Here, mY starts out as 0, but mAvailSpaceRect.height is nscoord_MAX.  So we end up with an mY = nscoord_MAX.

This is where new code's behavior branches off from the old code's behavior, though. The above-quoted call to GetAvailableSpace() will end up resetting mBand.mLeftFloats (which is replaced with "mBandHasFloats" in new code).  In old code, we set mLeftFloats to 0, ***but in new code, we set mBandHasFloats to PR_TRUE***.  This difference affects our behavior in the next "CanPlaceFloat" check in the "while" condition -- that function returns true in old code (terminating the loop), but returns false in new code (making us continue looping).  Also -- if I use GDB to force this particular CanPlaceFloat call to change its behavior & return false in old code, we don't crash.

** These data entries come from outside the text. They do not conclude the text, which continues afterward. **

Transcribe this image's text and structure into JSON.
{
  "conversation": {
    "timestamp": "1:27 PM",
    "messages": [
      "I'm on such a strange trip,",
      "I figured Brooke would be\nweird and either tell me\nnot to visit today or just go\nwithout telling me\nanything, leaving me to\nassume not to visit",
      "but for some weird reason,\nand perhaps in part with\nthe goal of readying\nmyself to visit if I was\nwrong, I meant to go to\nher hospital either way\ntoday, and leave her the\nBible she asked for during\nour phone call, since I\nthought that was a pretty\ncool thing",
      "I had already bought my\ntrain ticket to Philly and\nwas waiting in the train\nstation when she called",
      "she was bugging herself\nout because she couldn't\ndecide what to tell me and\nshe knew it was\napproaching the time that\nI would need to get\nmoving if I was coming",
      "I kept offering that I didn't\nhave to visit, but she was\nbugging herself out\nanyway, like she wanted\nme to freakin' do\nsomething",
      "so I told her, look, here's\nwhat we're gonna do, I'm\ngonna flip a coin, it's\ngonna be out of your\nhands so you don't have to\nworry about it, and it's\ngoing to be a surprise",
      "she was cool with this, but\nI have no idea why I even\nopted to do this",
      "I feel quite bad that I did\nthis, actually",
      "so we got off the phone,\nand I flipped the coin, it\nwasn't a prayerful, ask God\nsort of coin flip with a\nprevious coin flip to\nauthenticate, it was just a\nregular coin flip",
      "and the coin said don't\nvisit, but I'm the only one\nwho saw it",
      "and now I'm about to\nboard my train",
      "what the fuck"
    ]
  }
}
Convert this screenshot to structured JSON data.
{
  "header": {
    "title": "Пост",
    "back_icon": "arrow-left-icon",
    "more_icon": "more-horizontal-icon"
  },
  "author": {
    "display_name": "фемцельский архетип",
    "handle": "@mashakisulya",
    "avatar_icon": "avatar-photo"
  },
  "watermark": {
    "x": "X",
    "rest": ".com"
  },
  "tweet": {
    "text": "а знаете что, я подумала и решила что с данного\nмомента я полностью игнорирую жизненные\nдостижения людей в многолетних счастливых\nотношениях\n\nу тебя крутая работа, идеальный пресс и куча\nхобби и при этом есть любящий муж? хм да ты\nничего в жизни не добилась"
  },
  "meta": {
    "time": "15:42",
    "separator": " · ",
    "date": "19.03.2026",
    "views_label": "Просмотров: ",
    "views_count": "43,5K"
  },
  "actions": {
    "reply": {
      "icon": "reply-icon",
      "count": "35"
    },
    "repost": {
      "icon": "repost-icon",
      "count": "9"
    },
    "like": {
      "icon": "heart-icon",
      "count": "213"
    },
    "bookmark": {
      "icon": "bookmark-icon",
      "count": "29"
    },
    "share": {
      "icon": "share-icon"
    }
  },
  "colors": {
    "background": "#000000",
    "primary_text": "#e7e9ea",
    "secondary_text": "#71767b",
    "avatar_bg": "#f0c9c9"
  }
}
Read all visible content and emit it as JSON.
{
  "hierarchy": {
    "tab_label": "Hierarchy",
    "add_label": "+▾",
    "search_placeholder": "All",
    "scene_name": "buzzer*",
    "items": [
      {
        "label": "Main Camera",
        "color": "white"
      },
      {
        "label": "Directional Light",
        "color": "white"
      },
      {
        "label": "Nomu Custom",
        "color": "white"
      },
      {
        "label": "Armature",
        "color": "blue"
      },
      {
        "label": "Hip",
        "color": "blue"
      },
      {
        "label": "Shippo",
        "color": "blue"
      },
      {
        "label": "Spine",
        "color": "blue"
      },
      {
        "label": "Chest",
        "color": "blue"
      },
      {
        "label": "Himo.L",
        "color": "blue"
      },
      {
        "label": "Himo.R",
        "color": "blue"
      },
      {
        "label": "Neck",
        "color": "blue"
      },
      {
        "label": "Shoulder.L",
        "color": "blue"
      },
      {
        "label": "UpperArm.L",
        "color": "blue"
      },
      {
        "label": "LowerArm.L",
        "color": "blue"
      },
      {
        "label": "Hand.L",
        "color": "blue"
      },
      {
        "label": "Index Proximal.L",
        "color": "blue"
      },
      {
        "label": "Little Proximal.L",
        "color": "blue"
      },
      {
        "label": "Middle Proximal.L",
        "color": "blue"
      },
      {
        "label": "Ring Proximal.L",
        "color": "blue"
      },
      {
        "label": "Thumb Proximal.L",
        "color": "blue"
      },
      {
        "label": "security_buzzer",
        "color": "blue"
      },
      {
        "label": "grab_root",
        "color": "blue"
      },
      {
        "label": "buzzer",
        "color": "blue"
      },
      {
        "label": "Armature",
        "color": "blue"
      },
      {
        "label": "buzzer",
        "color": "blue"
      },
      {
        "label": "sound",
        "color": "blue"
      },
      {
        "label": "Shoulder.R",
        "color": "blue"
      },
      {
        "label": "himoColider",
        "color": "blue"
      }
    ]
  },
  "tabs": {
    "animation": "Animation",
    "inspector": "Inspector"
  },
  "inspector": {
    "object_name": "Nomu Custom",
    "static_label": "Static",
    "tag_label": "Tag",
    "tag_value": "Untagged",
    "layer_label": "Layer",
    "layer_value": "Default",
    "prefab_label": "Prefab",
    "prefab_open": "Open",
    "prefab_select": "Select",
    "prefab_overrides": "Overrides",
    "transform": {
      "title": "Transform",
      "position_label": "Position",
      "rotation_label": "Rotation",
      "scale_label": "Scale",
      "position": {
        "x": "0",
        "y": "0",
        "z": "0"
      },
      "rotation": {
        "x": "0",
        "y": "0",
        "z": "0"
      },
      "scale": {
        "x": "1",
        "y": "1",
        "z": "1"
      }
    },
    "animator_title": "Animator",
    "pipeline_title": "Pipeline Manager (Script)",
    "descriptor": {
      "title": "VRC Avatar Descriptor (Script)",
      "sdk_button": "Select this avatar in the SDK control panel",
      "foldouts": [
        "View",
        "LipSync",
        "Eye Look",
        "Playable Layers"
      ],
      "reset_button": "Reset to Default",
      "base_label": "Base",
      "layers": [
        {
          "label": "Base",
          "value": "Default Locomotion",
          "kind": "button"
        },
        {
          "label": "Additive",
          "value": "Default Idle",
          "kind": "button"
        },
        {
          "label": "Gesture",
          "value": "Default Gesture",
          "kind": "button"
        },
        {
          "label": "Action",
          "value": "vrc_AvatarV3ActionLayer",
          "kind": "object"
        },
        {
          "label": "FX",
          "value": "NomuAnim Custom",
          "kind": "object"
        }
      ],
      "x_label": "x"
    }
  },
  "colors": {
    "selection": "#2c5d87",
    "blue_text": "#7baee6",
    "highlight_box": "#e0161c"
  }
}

So -- why do we set mBand.mLeftFloats = 0 in old code?  In nsBlockBandData::ComputeAvailSpaceRect, it looks like we increment a temporary variable "leftFloats" for each entry in a frame list.  However, in this particular case, that frame list (trapezoid->mFrames == mTrapezoids[0]->mFrames) is a null pointer, so we never get a chance to increment "leftFloats".  So mLeftFloats end up as 0.
http://hg.mozilla.org/mozilla-central/annotate/b087a09f82aa/layout/generic/nsBlockBandData.cpp#l186

In new code, on the other hand, mBandHasFloats is set in nsFloatManager::GetBand -- it's passed in by reference as aHasFloats.  In that function, we do bounds-overlapping-comparisons instead of iterating across a frame list. We end up turning on the temp variable "haveFloats" here:
   202      // This float is in our band.
   203      haveFloats = PR_TRUE;
http://hg.mozilla.org/mozilla-central/annotate/496e0cb5c943/layout/generic/nsFloatManager.cpp#l203

So, now I'm wondering why mTrapezoids[0]->mFrames was null in old code.  I'll look into that after lunch.

Comment 18

[David Baron :dbaron: (⌚️UTC-4, no longer working on Mozilla)]

(In reply to comment #16)
> To try to answer dbaron's question in related bug 467493 comment 8 ("If this
> was fixed by bug 191448, it would be good to know why"), I've spent some time
> looking into specifically which of the nsFloatManager changes made us start
> working on this this testcase in mozilla-central -- details to follow.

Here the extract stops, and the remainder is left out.